The Least Connections algorithm ensures an even distribution of load between application instances by considering the number of active connections to each server. To configure it, simply add least_conn; in the upstream block:

upstream application {
    least_conn;
    server 10.2.2.11;
    …
}

Let’s return to our example.

To test how this algorithm works, I wrote a script that sends 500 requests concurrently and checks which application each request is directed to.

Here is the output of that script:

Additionally, this algorithm can be used together with weights for the addresses, similar to Round Robin. In this case, the weights will indicate the relative number of connections to each address — for example, with weights of 1 and 5, the address with a weight of 5 will receive five times more connections than the address with a weight of 1.

Here’s an example of such a configuration:

upstream application {
    least_conn;
    server 10.2.2.11 weight=5;
    …
}

nginx
upstream loadbalancer {
    least_conn;
    server 172.25.208.1:5002 weight=3; # first
    server 172.25.208.1:5001 weight=1; # second
}

And here’s the output of the script:

As we can see, the number of requests to the first server is exactly three times higher than to the second.

IP Hash

This method works based on the client’s IP address. It guarantees that all requests from a specific address will be routed to the same instance of the application. The algorithm calculates a hash of the client’s and server’s addresses and uses this result as a unique key for load balancing.

This approach can be useful in blue-green deployment scenarios, where we update each backend version sequentially. We can direct all requests to the backend with the old version, then update the new one and direct part of the traffic to it. If everything works well, we can direct all users to the new backend version and update the old one.

Example configuration:

upstream app {
    ip_hash;
    server 10.2.2.11;
    …
}

With this configuration, in our example, all requests will now go to the same application instance:

Error Handling

When configuring a load balancer, it's also important to detect server failures and, if necessary, stop directing traffic to "down" application instances.

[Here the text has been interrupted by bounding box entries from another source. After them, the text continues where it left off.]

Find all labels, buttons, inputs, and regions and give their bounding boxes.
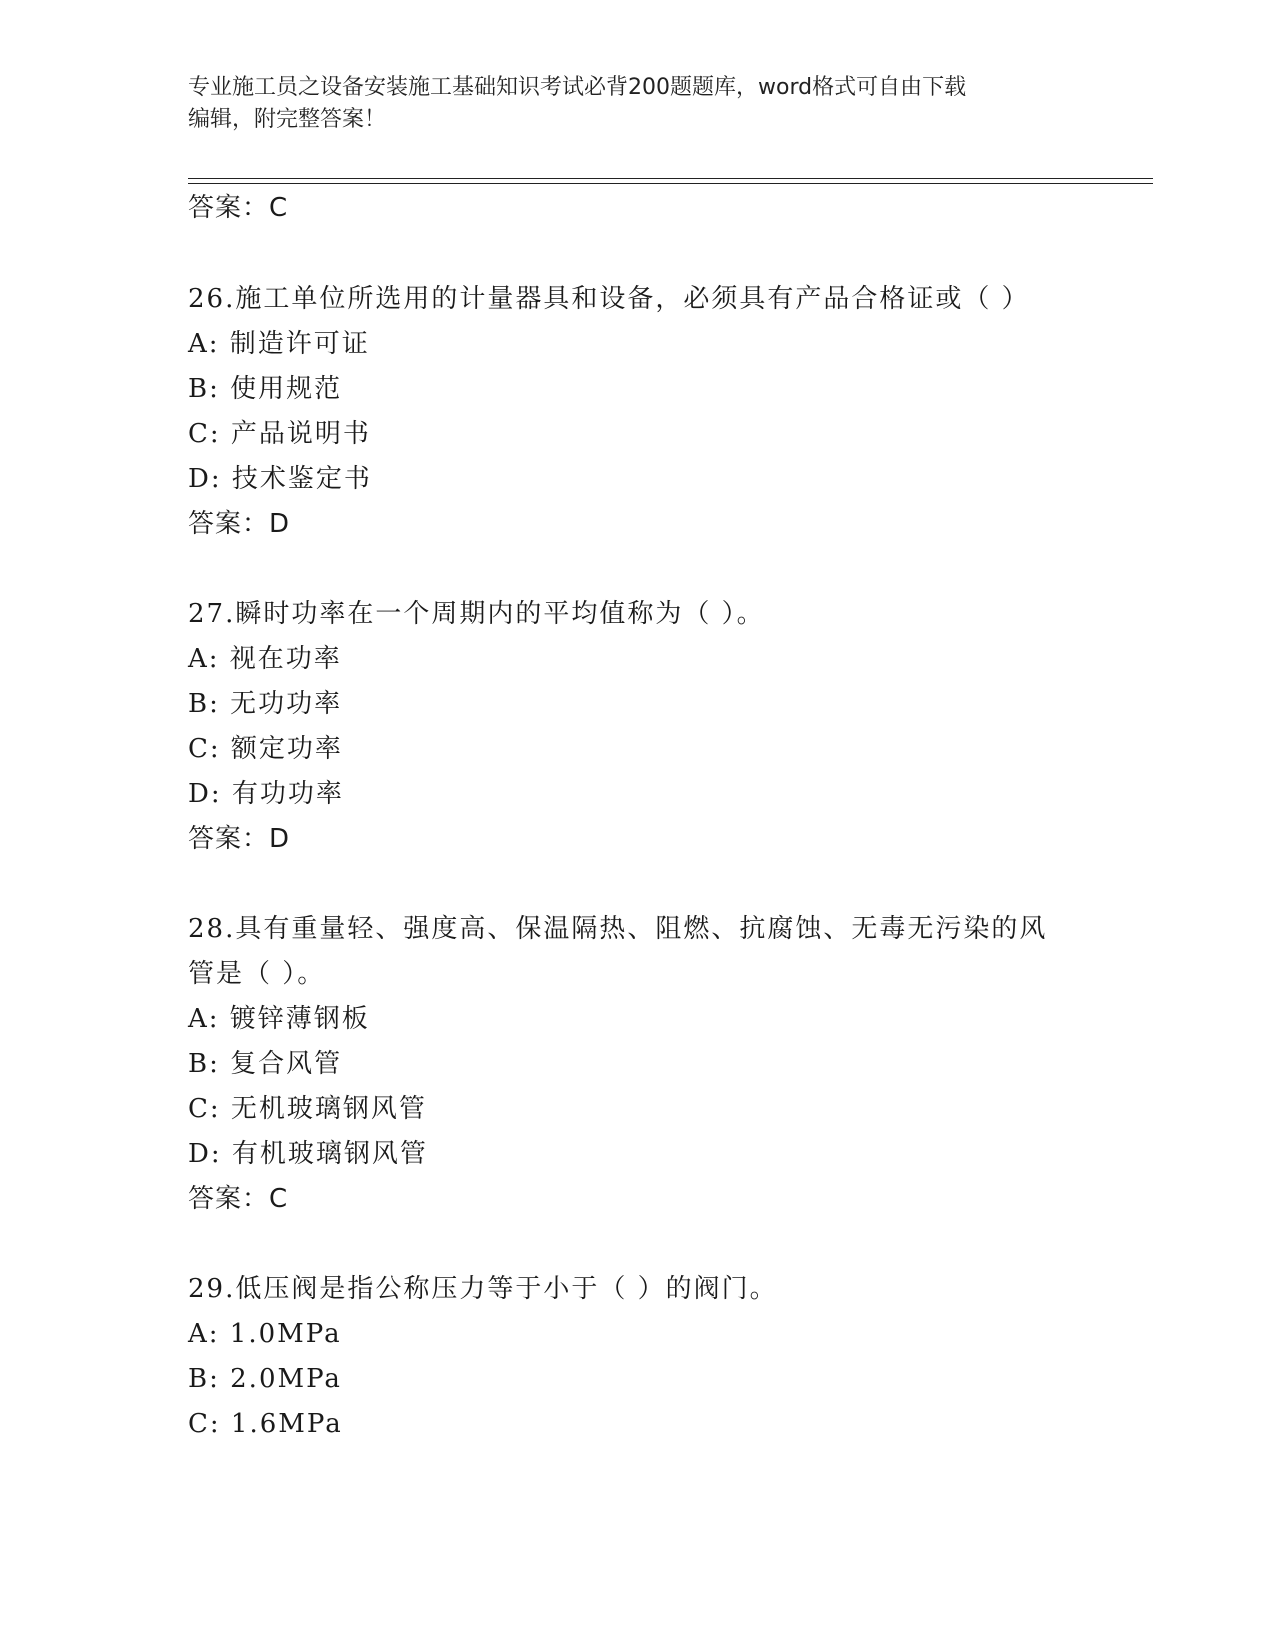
previous-answer: 答案：C (188, 193, 289, 223)
question-29-option-c: C: 1.6MPa (188, 1409, 343, 1439)
header-title-line-1: 专业施工员之设备安装施工基础知识考试必背200题题库，word格式可自由下载 (188, 75, 967, 100)
document-header (188, 72, 1088, 136)
question-28-option-b: B: 复合风管 (188, 1049, 343, 1079)
header-title-line-2: 编辑，附完整答案！ (188, 107, 387, 132)
question-27-option-b: B: 无功功率 (188, 689, 343, 719)
question-27-option-a: A: 视在功率 (188, 644, 342, 674)
question-28-stem-line-2: 管是（ ）。 (188, 959, 326, 989)
question-28-option-d: D: 有机玻璃钢风管 (188, 1139, 428, 1169)
header-divider-bottom (188, 183, 1153, 184)
question-28-stem-line-1: 28.具有重量轻、强度高、保温隔热、阻燃、抗腐蚀、无毒无污染的风 (188, 914, 1048, 944)
question-28-option-a: A: 镀锌薄钢板 (188, 1004, 370, 1034)
question-26-answer: 答案：D (188, 509, 291, 539)
question-27-option-c: C: 额定功率 (188, 734, 343, 764)
question-26-option-d: D: 技术鉴定书 (188, 464, 372, 494)
question-29-option-a: A: 1.0MPa (188, 1319, 342, 1349)
question-28-answer: 答案：C (188, 1184, 289, 1214)
question-27-answer: 答案：D (188, 824, 291, 854)
question-26-stem: 26.施工单位所选用的计量器具和设备，必须具有产品合格证或（ ） (188, 284, 1030, 314)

To allow the load balancer to mark a server address as unavailable, you must define additional parameters in the upstream block: failed_timeout and max_fails.

failed_timeout: This parameter specifies the amount of time during which a certain number of connection errors must occur for the server address in the upstream block to be marked as unavailable.
max_fails: This parameter sets the number of connection errors allowed before the server is considered "down."

Example configuration:

upstream application {
    server 10.2.0.11 max_fails=2 fail_timeout=30s;
    …
}

Now, let's see how this works in practice. We will "take down" one of the test backends and add the appropriate configuration.

The first backend instance from the example is now disabled. Nginx redirects traffic only to the second server.

Comparative Table of Traffic Distribution Algorithms

Algorithm	Pros	Cons
Round Robin	Simple and lightweight algorithm. Evenly distributes load across applications. Scales well.	Does not account for server performance differences. Does not consider the current load of applications.
Weighted Round Robin	Allows setting different weights for servers based on performance.	Does not account for the current load of applications. Manual weight configuration may be required.
Least Connection	Distributes load to applications with the fewest active connections.	Can lead to uneven load distribution with many slow clients.
Weighted Least Connection	Takes server performance into account by focusing on active connections.	Distributes load according to weights and connection count. Manual weight configuration may be required.
IP Hash	Ties the client to a specific IP address. Ensures session persistence on the same server.	Does not account for the current load of applications. Does not consider server performance. Can result in uneven load distribution with many clients from the same IP.

Conclusion

In this article, we explored the topic of load balancing. We learned about the different load balancing methods available in Nginx and demonstrated them with examples.